La Fédération nationale des associations du consommateur (FNAC) et d’autres organisations de la société civile multiplient les alertes. Elles dénoncent les publicités trompeuses, la présence des produits riches en additifs vendus dans les écoles et le manque de transparence sur les étiquetages. Leur plaidoyer appelle à une régulation plus stricte des industries agroalimentaires, notamment en ce qui concerne les produits destinés aux enfants.
Quant aux pouvoirs publics, malgré le lancement du Plan national nutrition santé, les actions restent insuffisantes : pas de taxe sur les produits sucrés, peu d’encadrement publicitaire, et une éducation nutritionnelle quasi absente dans les écoles.
Repenser notre modèle alimentaire : des solutions inspirées d’ailleurs
Le Maroc n’est pas seul dans cette lutte.

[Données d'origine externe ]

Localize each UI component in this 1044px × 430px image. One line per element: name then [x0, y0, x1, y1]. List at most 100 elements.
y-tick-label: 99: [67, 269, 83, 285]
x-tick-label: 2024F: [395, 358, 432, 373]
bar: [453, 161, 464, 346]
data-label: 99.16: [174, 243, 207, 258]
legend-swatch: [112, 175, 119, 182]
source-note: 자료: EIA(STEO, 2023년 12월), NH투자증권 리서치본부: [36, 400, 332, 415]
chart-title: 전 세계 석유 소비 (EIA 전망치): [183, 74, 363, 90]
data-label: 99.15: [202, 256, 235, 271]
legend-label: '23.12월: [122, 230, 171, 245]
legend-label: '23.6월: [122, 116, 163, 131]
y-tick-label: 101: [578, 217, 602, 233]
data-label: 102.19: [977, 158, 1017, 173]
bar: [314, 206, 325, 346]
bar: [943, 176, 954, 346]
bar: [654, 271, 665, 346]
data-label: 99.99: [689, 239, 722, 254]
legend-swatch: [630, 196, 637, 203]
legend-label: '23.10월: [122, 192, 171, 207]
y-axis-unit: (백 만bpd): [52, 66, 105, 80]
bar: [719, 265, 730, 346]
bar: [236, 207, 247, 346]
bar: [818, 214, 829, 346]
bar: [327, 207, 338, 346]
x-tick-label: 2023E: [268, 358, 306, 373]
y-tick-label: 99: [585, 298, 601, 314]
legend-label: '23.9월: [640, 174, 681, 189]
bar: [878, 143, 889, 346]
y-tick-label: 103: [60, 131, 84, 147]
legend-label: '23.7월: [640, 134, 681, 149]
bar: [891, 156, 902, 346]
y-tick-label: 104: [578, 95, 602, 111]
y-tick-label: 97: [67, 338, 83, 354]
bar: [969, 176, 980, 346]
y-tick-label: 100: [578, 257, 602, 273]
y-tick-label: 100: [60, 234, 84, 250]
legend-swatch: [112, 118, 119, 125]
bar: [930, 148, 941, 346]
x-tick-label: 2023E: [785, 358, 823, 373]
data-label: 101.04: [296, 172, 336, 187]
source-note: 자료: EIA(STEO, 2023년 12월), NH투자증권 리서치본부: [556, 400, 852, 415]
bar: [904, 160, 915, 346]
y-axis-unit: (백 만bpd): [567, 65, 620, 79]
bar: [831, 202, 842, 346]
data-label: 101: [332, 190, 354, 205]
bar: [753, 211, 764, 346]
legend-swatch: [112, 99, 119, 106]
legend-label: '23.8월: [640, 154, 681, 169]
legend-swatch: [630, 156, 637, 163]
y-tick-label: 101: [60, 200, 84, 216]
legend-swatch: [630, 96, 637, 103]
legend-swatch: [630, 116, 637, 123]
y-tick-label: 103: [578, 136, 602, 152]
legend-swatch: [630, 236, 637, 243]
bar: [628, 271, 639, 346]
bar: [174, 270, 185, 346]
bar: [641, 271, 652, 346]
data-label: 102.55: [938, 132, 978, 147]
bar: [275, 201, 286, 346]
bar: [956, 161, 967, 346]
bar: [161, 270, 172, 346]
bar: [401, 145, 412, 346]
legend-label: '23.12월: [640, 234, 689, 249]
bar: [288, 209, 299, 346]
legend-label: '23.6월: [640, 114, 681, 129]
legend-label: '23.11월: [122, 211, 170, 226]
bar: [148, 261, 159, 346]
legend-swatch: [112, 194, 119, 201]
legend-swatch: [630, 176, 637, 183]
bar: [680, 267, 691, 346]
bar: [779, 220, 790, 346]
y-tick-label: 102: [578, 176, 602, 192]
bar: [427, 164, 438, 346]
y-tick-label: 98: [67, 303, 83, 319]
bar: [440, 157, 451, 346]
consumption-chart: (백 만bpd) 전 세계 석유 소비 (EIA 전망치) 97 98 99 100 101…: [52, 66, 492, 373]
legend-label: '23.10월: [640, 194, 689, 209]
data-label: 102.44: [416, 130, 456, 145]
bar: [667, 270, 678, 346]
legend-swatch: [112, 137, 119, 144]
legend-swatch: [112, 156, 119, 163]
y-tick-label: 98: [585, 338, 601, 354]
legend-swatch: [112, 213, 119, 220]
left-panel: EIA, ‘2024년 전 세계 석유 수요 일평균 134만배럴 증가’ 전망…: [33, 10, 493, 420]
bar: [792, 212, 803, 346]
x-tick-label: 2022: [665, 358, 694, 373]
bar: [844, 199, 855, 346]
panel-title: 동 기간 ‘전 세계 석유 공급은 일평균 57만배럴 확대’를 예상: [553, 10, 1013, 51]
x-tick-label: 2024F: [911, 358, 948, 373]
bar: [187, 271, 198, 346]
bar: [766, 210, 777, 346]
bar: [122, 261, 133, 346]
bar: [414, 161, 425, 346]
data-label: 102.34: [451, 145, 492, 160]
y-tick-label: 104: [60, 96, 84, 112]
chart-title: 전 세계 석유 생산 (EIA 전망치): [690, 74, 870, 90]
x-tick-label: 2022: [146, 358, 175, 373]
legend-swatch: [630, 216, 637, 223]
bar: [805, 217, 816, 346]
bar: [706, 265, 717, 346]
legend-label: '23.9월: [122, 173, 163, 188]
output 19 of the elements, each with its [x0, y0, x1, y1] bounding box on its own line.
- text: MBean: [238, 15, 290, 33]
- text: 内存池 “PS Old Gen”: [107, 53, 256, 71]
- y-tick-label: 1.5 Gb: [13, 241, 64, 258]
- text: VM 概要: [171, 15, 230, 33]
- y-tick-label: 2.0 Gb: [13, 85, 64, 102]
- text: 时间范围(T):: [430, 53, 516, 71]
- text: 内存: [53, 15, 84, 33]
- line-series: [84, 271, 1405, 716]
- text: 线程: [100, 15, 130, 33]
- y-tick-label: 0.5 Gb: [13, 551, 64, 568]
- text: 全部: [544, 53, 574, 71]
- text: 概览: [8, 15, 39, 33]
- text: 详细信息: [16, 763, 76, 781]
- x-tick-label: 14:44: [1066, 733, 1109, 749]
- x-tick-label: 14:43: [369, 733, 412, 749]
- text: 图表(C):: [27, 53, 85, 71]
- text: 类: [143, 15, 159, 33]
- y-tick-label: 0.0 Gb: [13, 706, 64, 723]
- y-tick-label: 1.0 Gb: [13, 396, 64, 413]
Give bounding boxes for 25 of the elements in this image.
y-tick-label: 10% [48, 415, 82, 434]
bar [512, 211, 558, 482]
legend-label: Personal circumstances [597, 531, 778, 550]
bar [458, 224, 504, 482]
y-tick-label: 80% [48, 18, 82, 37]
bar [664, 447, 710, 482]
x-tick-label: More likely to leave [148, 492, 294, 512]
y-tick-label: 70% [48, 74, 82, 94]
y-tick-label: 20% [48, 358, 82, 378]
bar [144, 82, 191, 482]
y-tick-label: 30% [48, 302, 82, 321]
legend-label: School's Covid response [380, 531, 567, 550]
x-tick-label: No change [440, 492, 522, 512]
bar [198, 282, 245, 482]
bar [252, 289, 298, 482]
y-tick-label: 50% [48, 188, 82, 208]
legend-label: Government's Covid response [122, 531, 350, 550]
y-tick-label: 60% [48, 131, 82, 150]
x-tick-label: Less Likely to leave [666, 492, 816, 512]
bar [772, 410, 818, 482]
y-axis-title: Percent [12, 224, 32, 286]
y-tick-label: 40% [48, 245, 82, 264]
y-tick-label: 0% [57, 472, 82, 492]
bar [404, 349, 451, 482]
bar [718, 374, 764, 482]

Plusieurs pays ont mis en place des politiques audacieuses. En France par exemple, le Nutri-Score, étendu aux publicités alimentaires depuis 2023, guide les consommateurs vers des choix plus sains (Santé Publique France, 2025). Des taxes ont été imposées sur les sodas au Mexique ; au Chili les publicités pour la malbouffe destinées aux enfants ont été interdites. Ces initiatives montrent qu’un changement est possible.
Mais la transformation ne peut être uniquement législative. Elle doit aussi être culturelle. Encourager les repas faits maison, valoriser la cuisine traditionnelle, reconnecter les familles aux produits locaux, développer des potagers scolaires, et intégrer l’alimentation dans les programmes éducatifs, autant d’outils pour reconstruire un lien sain, durable et souverain à la nourriture.
La malbouffe est bien plus qu’un désordre alimentaire, c’est un problème de société, qui touche à la santé publique, à la culture, à l’économie et à l’environnement.
La journée mondiale de la malbouffe 2025 rappelle qu’il est temps pour le Maroc de passer d’une prise de conscience à une véritable stratégie nationale, collective et durable, conciliant santé, équité sociale et préservation de l’environnement. Si les engagements RSE des géants agroalimentaires progressent, leur mise en œuvre reste lente. Les consommateurs, par leurs choix, et les gouvernements, via des réglementations plus strictes ont un rôle clé à jouer dans cette transition. Comme le souligne le "World Economic Forum" (2025), repenser notre système alimentaire est indispensable pour atteindre les objectifs de développement durable (ODD) des Nations Unies.